Erst studierte Belavin an der Kunstfachschule in Jekaterinburg. Nach seinem Grundwehrdienst in Mandschurei begann er dann sein Studium an der Kunsthochschule für Malerei, Plastik und Architektur in Sankt Petersburg und schloss es 1993 erfolgreich ab. Einzelausstellungen und Ausstellungsbeteiligungen kann Belavin aber schon ab 1983 nachweisen. Werke des Künstlers, der seit 1994 Mitglied des Künstlerverbandes Russlands ist, befinden sich in privaten Sammlungen in England, Mexiko, Deutschland, Frankreich, den USA, Schweden und Russland. Seit 2007 lebt und arbeitet Belavin mit seiner Familie in Leipzig.

„Ich fühle mich immer dazu verpflichtet, wenn ich Landschaften male, mich daran zu erinnern, dass sich die Bäume oder die Weite der Wiesen einmal in Ozeane des Erdöls, in Geldberge, in malerische Berge der Kohle, des Urans und anderer Bodenschätze verwandeln werden“, zitierte Petra Kießling den Künstler während der Ausstellungseröffnung. Belavin habe dies über die Utopie in seiner Landschaftsmalerei gesagt. „Seine utopischen Landschaften sind ebenso Traumbilder in gewebten Strukturen, mit Farben, die in gewisser Weise auf Geheimnisse und Heimlichkeiten hindeuten“, meinte die Kuratorin.
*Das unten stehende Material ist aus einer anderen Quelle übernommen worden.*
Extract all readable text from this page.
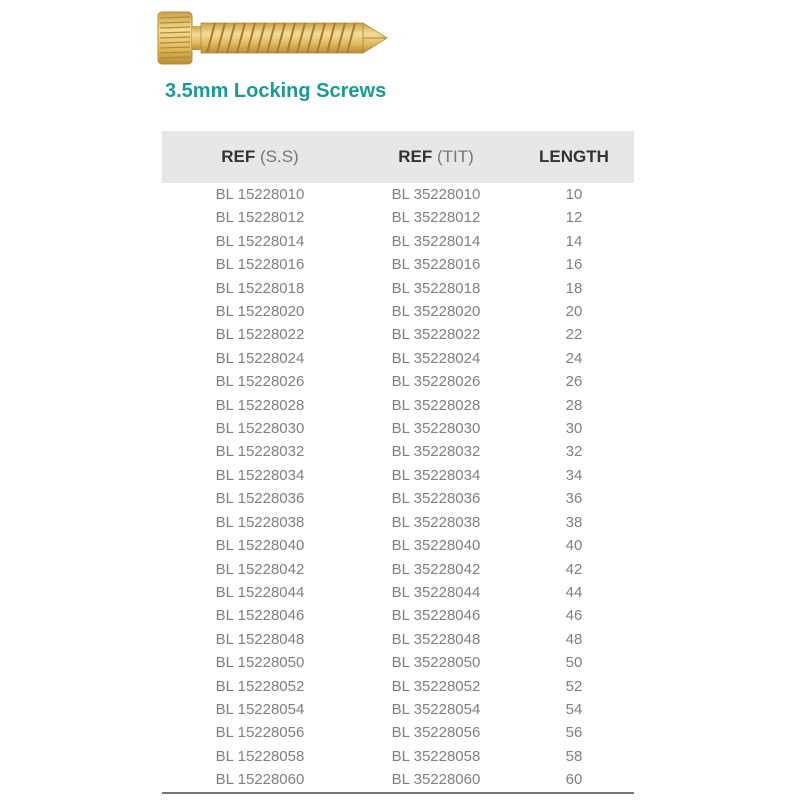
3.5mm Locking Screws
REF (S.S)	REF (TIT)	LENGTH
BL 15228010	BL 35228010	10
BL 15228012	BL 35228012	12
BL 15228014	BL 35228014	14
BL 15228016	BL 35228016	16
BL 15228018	BL 35228018	18
BL 15228020	BL 35228020	20
BL 15228022	BL 35228022	22
BL 15228024	BL 35228024	24
BL 15228026	BL 35228026	26
BL 15228028	BL 35228028	28
BL 15228030	BL 35228030	30
BL 15228032	BL 35228032	32
BL 15228034	BL 35228034	34
BL 15228036	BL 35228036	36
BL 15228038	BL 35228038	38
BL 15228040	BL 35228040	40
BL 15228042	BL 35228042	42
BL 15228044	BL 35228044	44
BL 15228046	BL 35228046	46
BL 15228048	BL 35228048	48
BL 15228050	BL 35228050	50
BL 15228052	BL 35228052	52
BL 15228054	BL 35228054	54
BL 15228056	BL 35228056	56
BL 15228058	BL 35228058	58
BL 15228060	BL 35228060	60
Auf seinem Bild „Hotel“ etwa schwimmen die Natur und die Anmutung einer menschlichen Behausung in einem purpurroten Meer. „Er lässt es darauf ankommen, dass Lebensraum und Landschaft in Zeit und Raum ertrinken“, meinte Kießling. Es gehe dem Künstler um die Metamorphose der Materie.

Die Ausstellungseröffnung mit zahlreichen Besuchern wurde mit Pianoklängen untermalt. Zu hören war die Klaviersonate d-Moll von Nikolai Medtner (1879–1951). „Das ist ein relativ unbekannter russischer Komponist“, erwähnte Kießling. Medtner hat nach einem Klavierstudium noch drei Jahre Privatunterricht in Komposition genommen, reiste durch Europa und in die USA und wanderte nach London aus, wo er auch verstarb. Am Klavier spielte Polina Gorn.
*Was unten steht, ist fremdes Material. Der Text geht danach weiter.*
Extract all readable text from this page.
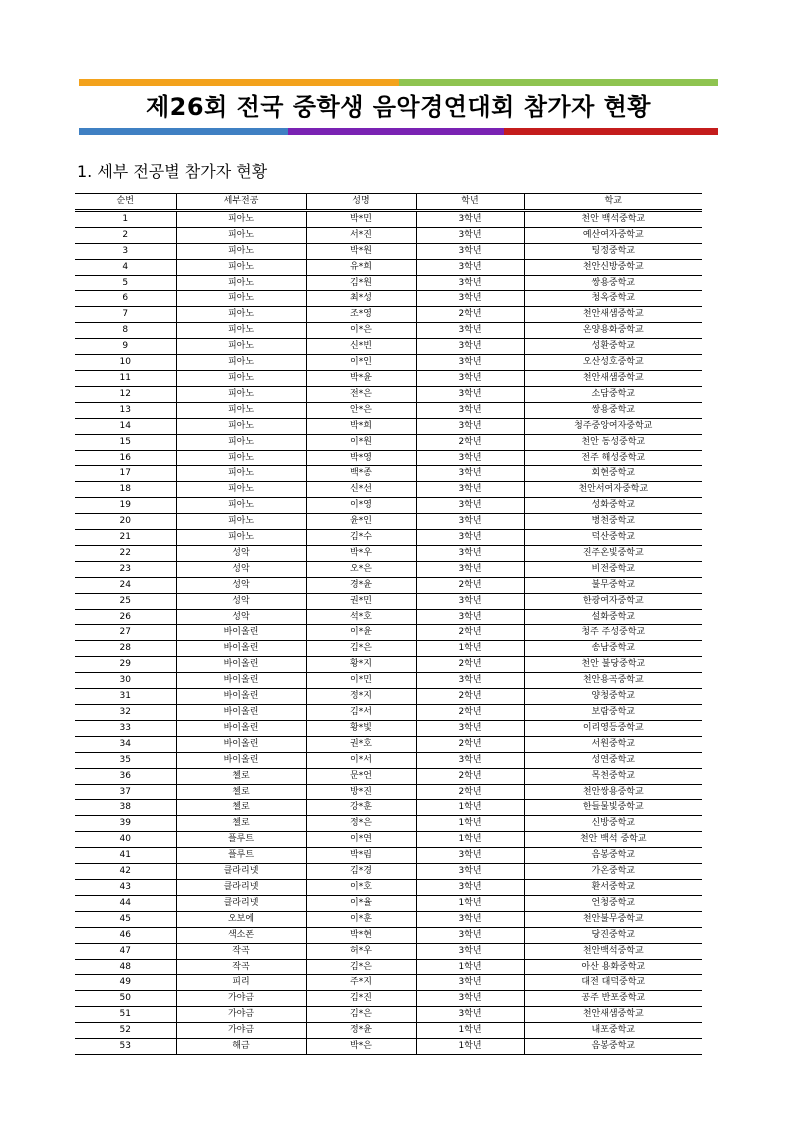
제26회 전국 중학생 음악경연대회 참가자 현황
1. 세부 전공별 참가자 현황
순번	세부전공	성명	학년	학교
1	피아노	박*민	3학년	천안 백석중학교
2	피아노	서*진	3학년	예산여자중학교
3	피아노	박*원	3학년	팅정중학교
4	피아노	유*희	3학년	천안신방중학교
5	피아노	김*원	3학년	쌍용중학교
6	피아노	최*성	3학년	청옥중학교
7	피아노	조*영	2학년	천안새샘중학교
8	피아노	이*은	3학년	온양용화중학교
9	피아노	신*빈	3학년	성환중학교
10	피아노	이*인	3학년	오산성호중학교
11	피아노	박*윤	3학년	천안새샘중학교
12	피아노	전*은	3학년	소담중학교
13	피아노	안*은	3학년	쌍용중학교
14	피아노	박*희	3학년	청주중앙여자중학교
15	피아노	이*원	2학년	천안 동성중학교
16	피아노	박*영	3학년	전주 해성중학교
17	피아노	백*종	3학년	회현중학교
18	피아노	신*선	3학년	천안서여자중학교
19	피아노	이*영	3학년	성화중학교
20	피아노	윤*인	3학년	병천중학교
21	피아노	김*수	3학년	덕산중학교
22	성악	박*우	3학년	진주온빛중학교
23	성악	오*은	3학년	비전중학교
24	성악	경*윤	2학년	불무중학교
25	성악	권*민	3학년	한광여자중학교
26	성악	석*호	3학년	설화중학교
27	바이올린	이*윤	2학년	청주 주성중학교
28	바이올린	김*은	1학년	송남중학교
29	바이올린	황*지	2학년	천안 불당중학교
30	바이올린	이*민	3학년	천안용곡중학교
31	바이올린	정*지	2학년	양청중학교
32	바이올린	김*서	2학년	보람중학교
33	바이올린	황*빛	3학년	이리영등중학교
34	바이올린	권*호	2학년	서원중학교
35	바이올린	이*서	3학년	성연중학교
36	첼로	문*언	2학년	목천중학교
37	첼로	방*진	2학년	천안쌍용중학교
38	첼로	강*훈	1학년	한들물빛중학교
39	첼로	정*은	1학년	신방중학교
40	플루트	이*연	1학년	천안 백석 중학교
41	플루트	박*림	3학년	음봉중학교
42	클라리넷	김*경	3학년	가온중학교
43	클라리넷	이*호	3학년	환서중학교
44	클라리넷	이*율	1학년	언청중학교
45	오보에	이*훈	3학년	천안불무중학교
46	색소폰	박*현	3학년	당진중학교
47	작곡	허*우	3학년	천안백석중학교
48	작곡	김*은	1학년	아산 용화중학교
49	피리	주*지	3학년	대전 대덕중학교
50	가야금	김*진	3학년	공주 반포중학교
51	가야금	김*은	3학년	천안새샘중학교
52	가야금	정*윤	1학년	내포중학교
53	해금	박*은	1학년	음봉중학교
„Die Verschmelzung der natürlich gegebenen, vertraut wirkenden Landschaft mit der synthetischen, ja fast künstlich wirkenden Farbpalette Belavins, führt die Betrachter in imaginäre, utopische Landschaften der Träume und Visionen“, meinte die Kuratorin. Besonders bei den Farben, die den Betrachter in den Bann ziehen, orientiere sich Belavin erkennbar an Matisse und Gauguin. In seinen Bildern aus der jüngsten Vergangenheit glaubt Kießling, eine „gewisse demütige Arglosigkeit“ zu erkennen.

Ob dem so ist, kann von interessierten Besuchern direkt hinterfragt werden: Am Samstag, dem 9. Juli, lädt die Art Kapella für 14 Uhr zum Künstlergespräch ein. In der Galerie des Vereins wird dann auch Alex Belavin zugegen sein und kann direkt befragt werden. Die Finissage der Ausstellung findet dann am Sonntag, dem 24. Juli, ebenfalls um 14 Uhr und ebenfalls mit Beteiligung des Künstlers statt.

Die Galerie ist dienstags, mittwochs und samstags und sonntags von 13 bis 17 Uhr geöffnet.